At Harvard, these athletes tend to come from high-income families. According to a Harvard Crimson survey, families of recruited athletes are twice as likely as non-recruits to come from families earning more than $500,000 than from families earning less than $80,000. Recruited athletes are also slightly whiter—and slightly less Asian American—than legacy admits or donors’ children, according to data gathered for the Arcidiacono paper. In fact, recruited athletes at Harvard are almost twice as likely to be white, and one-third as likely to be Asian, as all non-ALDC admits.
If these numbers make it sound like Harvard’s—and the Ivy League’s—fancy-sport recruitment strategy is a shell game for maximizing the population of rich students who will pay the full ticket price of admission, Paul Tough would agree. The author of an excellent new book on college, The Years That Matter Most, Tough explains that the affluent-athlete hustle is widespread in higher education, especially at smaller schools struggling to stay afloat.

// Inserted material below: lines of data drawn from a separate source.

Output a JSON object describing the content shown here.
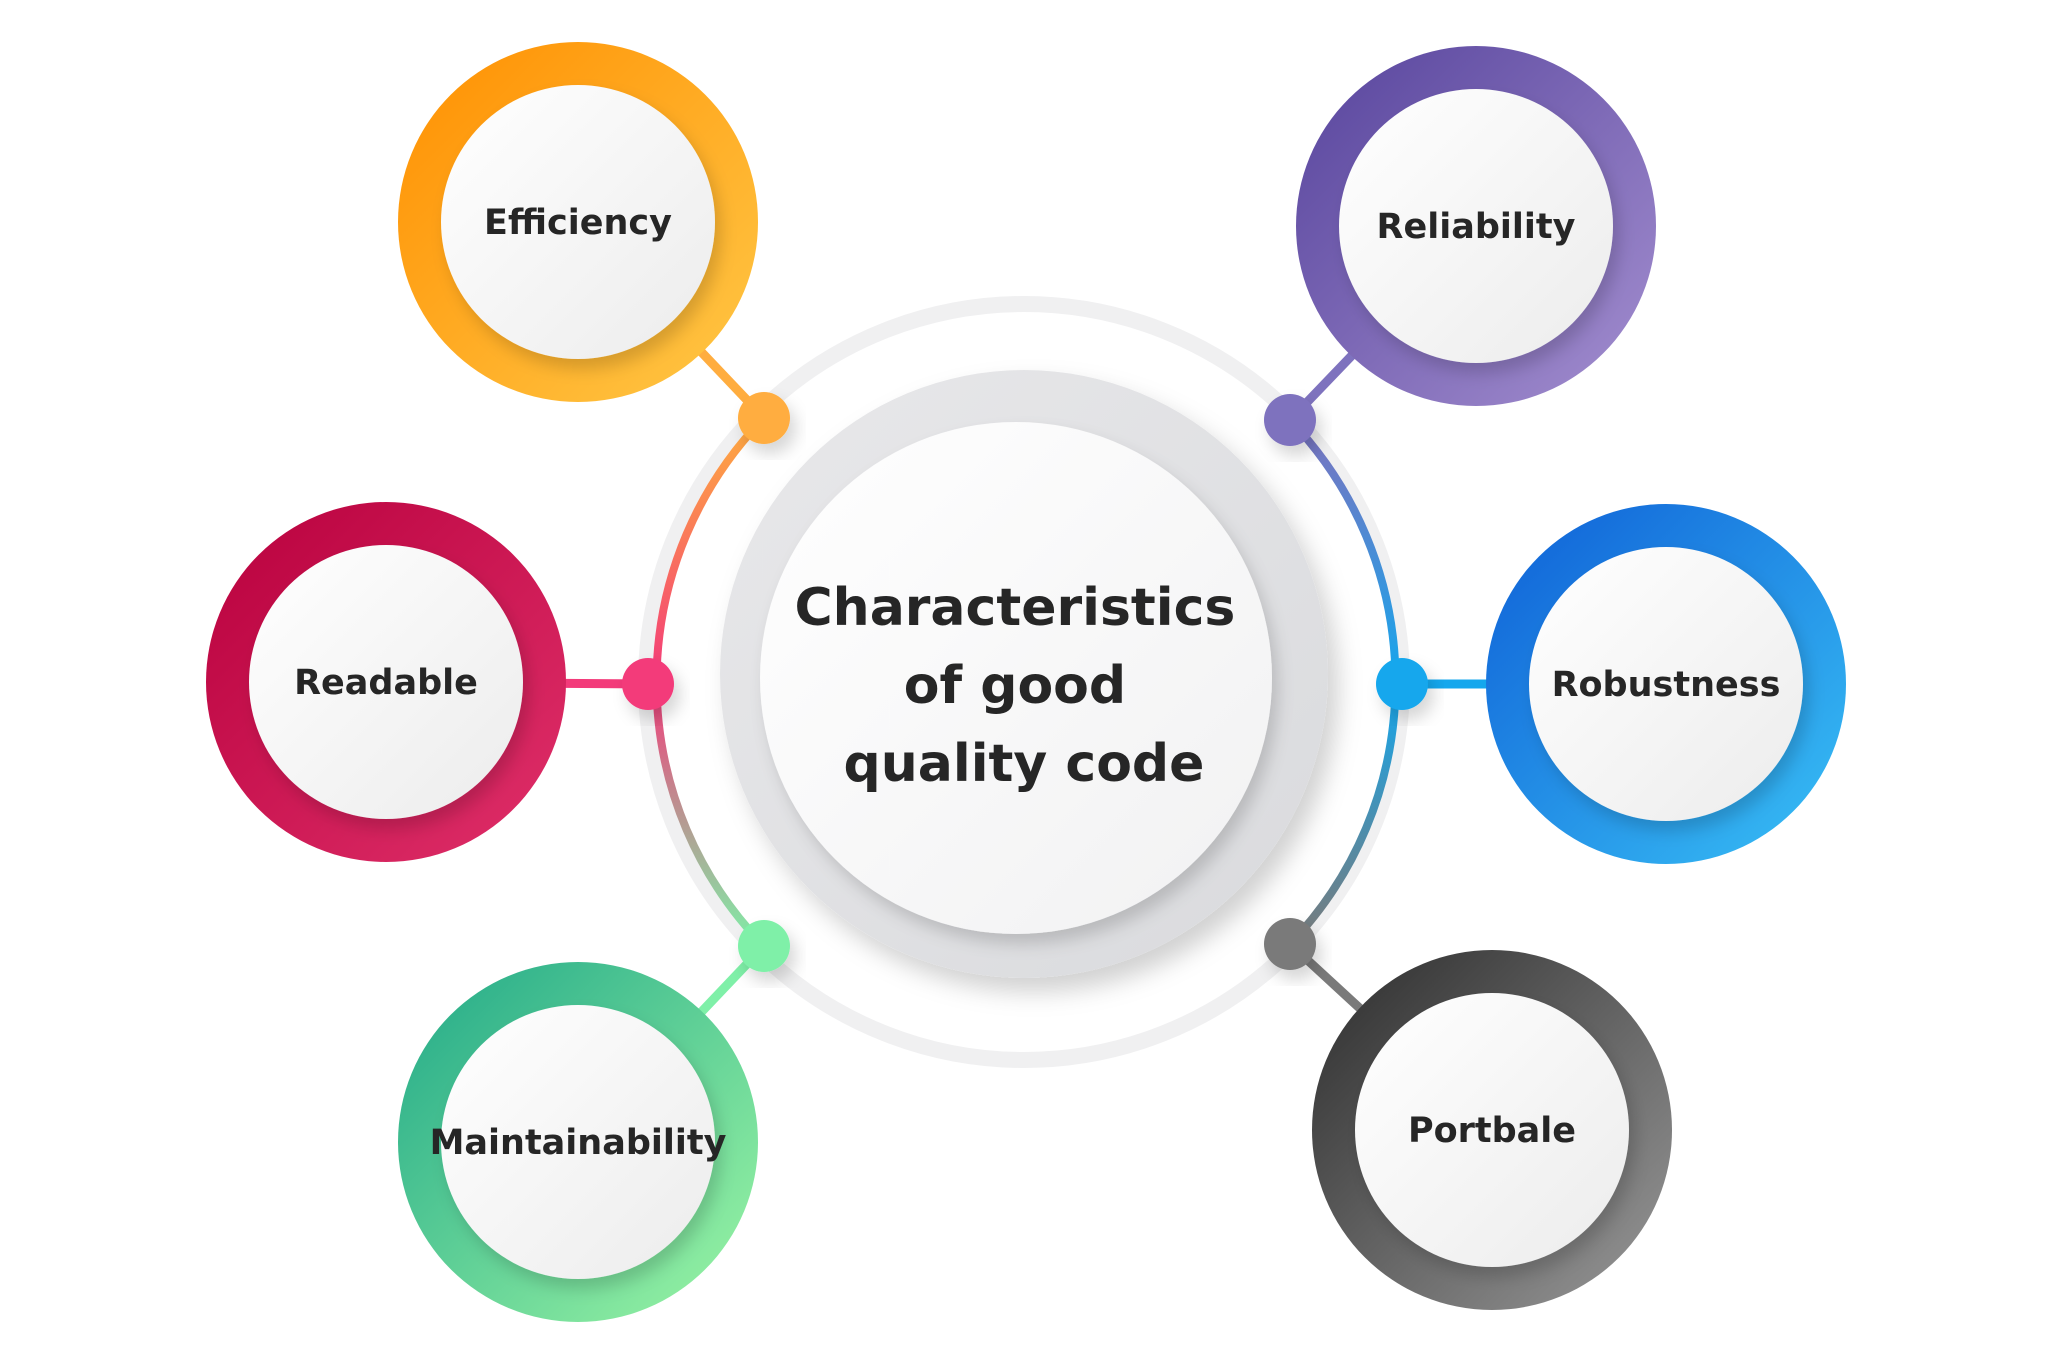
{
  "hub": {
    "lines": [
      "Characteristics",
      "of good",
      "quality code"
    ]
  },
  "nodes": [
    {
      "id": "efficiency",
      "label": "Efficiency",
      "colors": [
        "#ff8f00",
        "#ffc847"
      ],
      "joint": "#ffad3f"
    },
    {
      "id": "readable",
      "label": "Readable",
      "colors": [
        "#b8003d",
        "#e0306a"
      ],
      "joint": "#f33a7a"
    },
    {
      "id": "maintainability",
      "label": "Maintainability",
      "colors": [
        "#20a888",
        "#9ef7a5"
      ],
      "joint": "#7ff0a8"
    },
    {
      "id": "reliability",
      "label": "Reliability",
      "colors": [
        "#56439c",
        "#a48fd0"
      ],
      "joint": "#7e72be"
    },
    {
      "id": "robustness",
      "label": "Robustness",
      "colors": [
        "#0e5ed6",
        "#39c1f6"
      ],
      "joint": "#14a7ed"
    },
    {
      "id": "portbale",
      "label": "Portbale",
      "colors": [
        "#2b2b2b",
        "#9a9a9a"
      ],
      "joint": "#7a7a7a"
    }
  ]
}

Tough takes a particularly close look at Trinity College. Like Harvard, Trinity doesn’t offer athletic scholarships. But its coaches similarly have influence over the admissions process. Each fall, Trinity’s athletic department provides the admissions director with a wish list of students, who tend to receive early admission. Of the 300 students accepted early in 2017 to Trinity, about half were athletes.
Once again, which sport matters. Trinity seeks players from sports that are rare in low-income public schools, Tough writes, such as field hockey, lacrosse, rowing, and squash.
Derek Thompson: Meritocracy is killing high-school sports
The power of fancy sports doesn’t stop at the college level. It plays a shockingly large role in determining the sort of people who get hired in America’s elite professional-services industry—law firms, investment banks, and consultancies.
In her 2015 book Pedigree, the Northwestern sociologist Lauren A. Rivera asked what elite employers were looking for from potential hires. She found the answer came down to three simple words: Ivy League sports.
Elite firms based their entry-level hiring decisions on two things, Rivera wrote. First they screened for the “best” universities, harvesting the senior crops of schools such as Harvard, Stanford, and Princeton. Second, they scrutinized candidates’ extracurricular activities, especially the sports they played in high school and college.
As you might have guessed, playing any sport wasn’t good enough. Recruiters strongly preferred candidates who played “hockey, tennis, squash, or crew”—rare and exclusive sports, whose rarity and exclusion was precisely the point. “You will never find a squash player in a public school in Detroit,“ one banker told her. “To them, squash is a vegetable." In elite firms, filtering for fancy sports allowed high-status adults to hire their socioeconomic clones without having to ask the rude question: “So, kid, is your family rich like mine, or no?”